バーンズ・アンド・ノーブルの電子書籍リーダーは、Nook(ヌーク)といい、OSは最初からAndroidを搭載し、しかも、カラーでした。しかしながら、ヌークや電書籍そのものも、完璧にAmazonに水をあけられたせいでしょうか、Barns & Nobleは、電子書籍部門を切り離し他社に売却しようとしています。これに、ついては、詳細は以下のURLをご覧になって下さい。

Barnes & Nobleの店内

http://androwire.jp/articles/2012/01/10/03/index.html

それにしても、バーンズ・アンド・ノーブルは、老舗ですし、アメリカで国内では、物理的な店舗を各地に所有しているわけですから、これとeコマースを統合しうまくやっていくことはできなかったのでしょうか?私としては、Amazonが物理的な書籍だけではなく、他の商品にまで、幅を広げていったにもかかわらず、B&Nは書籍の扱いが重でした。Amazonや、Appleのようにいわゆるビジネス・プラットフォームという考え方が希薄だったのだと思います。ビジネスプラットフォームとは、eコマース(かならずしも、商取引をするサイトでなくても構わない)などを集客装置として、集まった顧客に対して、さらに他の商品も販売していこうという発想です。

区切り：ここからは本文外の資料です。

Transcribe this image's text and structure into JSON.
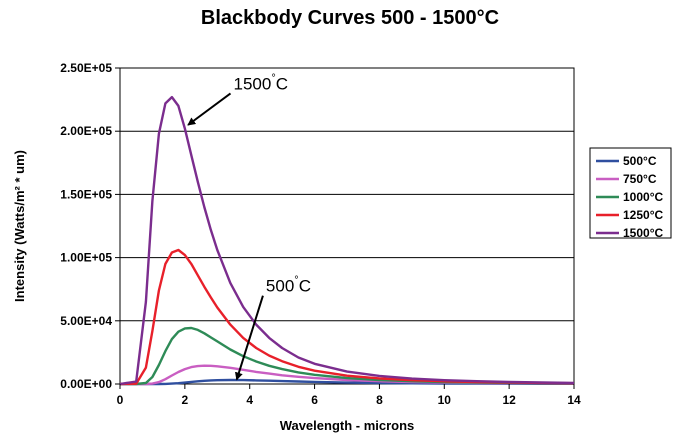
{
  "chart_data": {
    "type": "line",
    "title": "Blackbody Curves 500 - 1500°C",
    "xlabel": "Wavelength - microns",
    "ylabel": "Intensity (Watts/m² * um)",
    "xlim": [
      0,
      14
    ],
    "ylim": [
      0,
      250000
    ],
    "x_ticks": [
      0,
      2,
      4,
      6,
      8,
      10,
      12,
      14
    ],
    "x_tick_labels": [
      "0",
      "2",
      "4",
      "6",
      "8",
      "10",
      "12",
      "14"
    ],
    "y_ticks": [
      0,
      50000,
      100000,
      150000,
      200000,
      250000
    ],
    "y_tick_labels": [
      "0.00E+00",
      "5.00E+04",
      "1.00E+05",
      "1.50E+05",
      "2.00E+05",
      "2.50E+05"
    ],
    "grid": "horizontal",
    "legend_position": "right",
    "x": [
      0,
      0.5,
      0.8,
      1.0,
      1.2,
      1.4,
      1.6,
      1.8,
      2.0,
      2.2,
      2.4,
      2.6,
      2.8,
      3.0,
      3.4,
      3.8,
      4.2,
      4.6,
      5.0,
      5.5,
      6.0,
      7.0,
      8.0,
      9.0,
      10.0,
      11.0,
      12.0,
      13.0,
      14.0
    ],
    "series": [
      {
        "name": "500°C",
        "color": "#2f4f9f",
        "values": [
          0,
          0,
          0,
          1,
          10,
          80,
          290,
          650,
          1140,
          1660,
          2140,
          2540,
          2840,
          3040,
          3180,
          3100,
          2880,
          2600,
          2300,
          1940,
          1630,
          1140,
          800,
          570,
          410,
          300,
          220,
          170,
          130
        ]
      },
      {
        "name": "750°C",
        "color": "#c95ec2",
        "values": [
          0,
          0,
          20,
          300,
          1500,
          3800,
          6700,
          9500,
          11800,
          13400,
          14200,
          14500,
          14400,
          14000,
          12800,
          11200,
          9600,
          8200,
          6900,
          5700,
          4700,
          3200,
          2200,
          1600,
          1150,
          850,
          640,
          490,
          380
        ]
      },
      {
        "name": "1000°C",
        "color": "#2e8b57",
        "values": [
          0,
          0,
          800,
          5500,
          15000,
          26000,
          35500,
          41400,
          44000,
          44300,
          42800,
          40100,
          36900,
          33700,
          27300,
          22000,
          17800,
          14400,
          11800,
          9200,
          7300,
          4700,
          3200,
          2200,
          1600,
          1150,
          850,
          650,
          500
        ]
      },
      {
        "name": "1250°C",
        "color": "#e8202a",
        "values": [
          0,
          200,
          13000,
          42000,
          74000,
          95000,
          104000,
          106000,
          102000,
          95000,
          86000,
          77000,
          68500,
          60500,
          47000,
          36500,
          28500,
          22500,
          18000,
          13600,
          10500,
          6600,
          4400,
          3000,
          2100,
          1550,
          1150,
          870,
          670
        ]
      },
      {
        "name": "1500°C",
        "color": "#7b2d8e",
        "values": [
          0,
          2000,
          65000,
          145000,
          198000,
          222000,
          227000,
          220000,
          202000,
          181000,
          160000,
          140000,
          122000,
          106000,
          80000,
          61000,
          47000,
          36500,
          28500,
          21000,
          16000,
          9800,
          6400,
          4300,
          3000,
          2200,
          1600,
          1200,
          900
        ]
      }
    ],
    "annotations": [
      {
        "text": "1500",
        "unit": "C",
        "x": 3.5,
        "y": 233000,
        "arrow_to": [
          2.1,
          205000
        ]
      },
      {
        "text": "500",
        "unit": "C",
        "x": 4.5,
        "y": 73000,
        "arrow_to": [
          3.6,
          3500
        ]
      }
    ]
  }
}
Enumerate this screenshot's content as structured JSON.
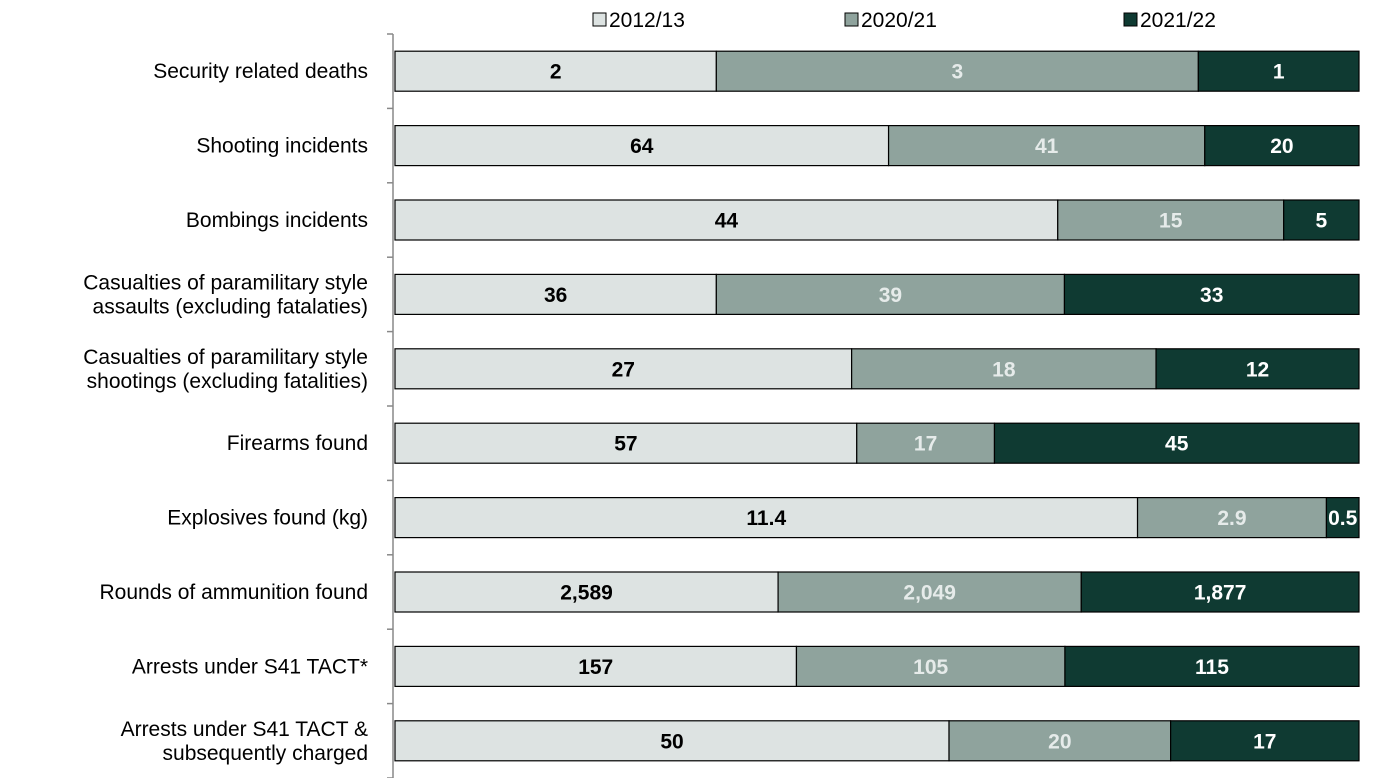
{
  "chart_data": {
    "type": "bar",
    "orientation": "horizontal",
    "stacking": "percent",
    "title": "",
    "xlabel": "",
    "ylabel": "",
    "grid": false,
    "legend_position": "top",
    "categories": [
      [
        "Security related deaths"
      ],
      [
        "Shooting incidents"
      ],
      [
        "Bombings incidents"
      ],
      [
        "Casualties of paramilitary style",
        "assaults (excluding fatalaties)"
      ],
      [
        "Casualties of paramilitary style",
        "shootings (excluding fatalities)"
      ],
      [
        "Firearms found"
      ],
      [
        "Explosives found (kg)"
      ],
      [
        "Rounds of ammunition found"
      ],
      [
        "Arrests under S41 TACT*"
      ],
      [
        "Arrests under S41 TACT &",
        "subsequently charged"
      ]
    ],
    "series": [
      {
        "name": "2012/13",
        "color": "#dde3e2",
        "label_color": "#000000",
        "values": [
          2,
          64,
          44,
          36,
          27,
          57,
          11.4,
          2589,
          157,
          50
        ],
        "labels": [
          "2",
          "64",
          "44",
          "36",
          "27",
          "57",
          "11.4",
          "2,589",
          "157",
          "50"
        ]
      },
      {
        "name": "2020/21",
        "color": "#8fa39d",
        "label_color": "#e6ebea",
        "values": [
          3,
          41,
          15,
          39,
          18,
          17,
          2.9,
          2049,
          105,
          20
        ],
        "labels": [
          "3",
          "41",
          "15",
          "39",
          "18",
          "17",
          "2.9",
          "2,049",
          "105",
          "20"
        ]
      },
      {
        "name": "2021/22",
        "color": "#0f3a32",
        "label_color": "#ffffff",
        "values": [
          1,
          20,
          5,
          33,
          12,
          45,
          0.5,
          1877,
          115,
          17
        ],
        "labels": [
          "1",
          "20",
          "5",
          "33",
          "12",
          "45",
          "0.5",
          "1,877",
          "115",
          "17"
        ]
      }
    ]
  }
}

こんな状況ですから、今後バーンズ・アンド・ノーブルがAmazonを脅かす存在にはならないと思います。私は、バーンズ・アンド・ノーブルの失敗は、Amazonのベゾズ氏が上記で私が述べたようにiPadの本質を見抜いていたのでしょうが、これを見抜いてはいなかったのだと思います。おそらく、既存の書籍の延長として、電子書籍を見ていたのだと思います。見方一つで、事業も、製品も根本的にその持つ意味が変わってきます。


ひよっとする、バーンズ・アンド・ノーブルでは、Apple Storeの本質も見抜いていなかったかもしれません。なぜ、AppleがApple Storeを設立したかといえば、eコマースだけでは、ユーザーの自宅のパソコンのディスプレイから垣間見るいくつもあるサービスの一つに過ぎなくなってしまうところですが、Appleでは、ジョプズ氏がこのことにはやくから気づいていて、設置したものだと思います。なにしろ、あのアップルの新製品のリリース時のお祭り騒ぎは、無論、Apple Storeで、繰り広げられそれが各地のテレビや新聞などで、報道されるわけです。Amazonでは、いまのところ、そんなことをできる店がないわけです。




しかし、今回のようにAmazonが物理的な店舗を設置するというのなら、今後Amazonが新製品をリリースするときなどは、当然、店舗でお祭り騒ぎがおこるように仕組んでいくのだと思います。バーンズ・アンド・ノーブルでは、物理的な店舗を多数持っていることは当たり前なので、その優位性とか、それらと、eコマースを統合するという考え方ができなかったのだと思います。物理的な店舗を多数構えている、チェーンなどは、このバーンズ・アンド・ノーブルの失敗など真摯に研究し、自らのeコマースがうまくいくように参照すべきと思います。


いずれにせよ、今回のAmazonもショップを構えるということから、私が、このブログで何回か主張してきたように、これからは、物理的な店舗を多数持つチェーン組織で、eコマースも実施し、さらに、O2Oも展開しつつ、それだけではなく、これらをうまく統合したところが、頭角をあらわしてくであろうとの私の読みは、あたっているのだという確信を持つにいたりました。まさに、Amazonはこれを狙っているのだと思います。そうなると、iPadや、Kindle Fireなどのような独自の端末も持たず、さらには、物理的な店舗も持たない既存のeコマースは、廃れていくということになると思います。無論、廃れていくとはいいながら、残るところは、残るでしょうが、これからどんどん伸びていくという業態にはならないと思います。皆さんは、どう思いますか?